Sabathia gave up two runs in the second, but hurled blanks at the anemic Twins across the next four frames until giving up two runs in the seventh, which ended with second baseman Robinson Cano making a run-saving snag of Jim Thome’s bid for base hit to right.

“I had a tough time with the change-up tonight,” said Sabathia, who is 17-7 after allowing four runs (three earned) and 10 hits in seven innings. “In the middle of the game I felt good and then it got away at the end when I got back to slinging the ball.”

The Yankees’ fourth win in five games enabled them to remain a half game ahead of the Red Sox in the AL East.

Francisco Cervelli’s two-run single in the ninth provided a four-run bulge and kept Joe Girardi from having to use Mariano Rivera.

Even though Girardi saw Morneau’s ball go to the right of the right-field foul pole, he wasn’t convinced the umpires would rule in his favor after he requested a replay for the second straight night. The umpires blew a call Wednesday in K.C. that cost the Yankees a run early in an eventual 5-4 loss.

“They go in threes, right?” Girardi said.

When it was ruled foul, Twins manager Ron Gardenhire argued and was ejected, Morneau returned to the plate and Sabathia fanned him.

According to Teixeira, getting the ace an advantage is the best recipe for a victory.

“If you give CC a lead, he will hold it,” Teixeira said. “He is one of the best guys who pitches to a lead. You give him a four-run lead and he isn’t going to nibble. He will go right after them.”

Sabathia would have given up just a run in the seventh instead of two that cut the Yankees’ lead to 6-4 if third baseman Eduardo Nunez hadn’t committed his team-high 16th error. That made Cano’s diving stop of Thome’s grounder to the right side all the more important because it would have turned it into a one-run game.

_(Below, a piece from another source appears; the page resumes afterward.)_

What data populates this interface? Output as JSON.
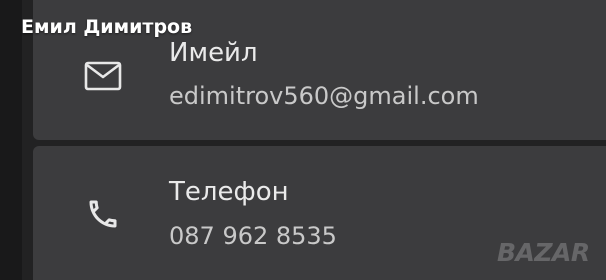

The power show was impressive. They didn’t get hosed by another bad replay call. Sabathia showed enough to believe the two-game slide is slowly vanishing even if 10 hits in seven frames against a lineup that was hitting .167 (16-for-96) against the Yankees’ ace is a lot.

Then again, it was the Twins, against whom the Yankees are 14-3 in the past 17 regular-season games.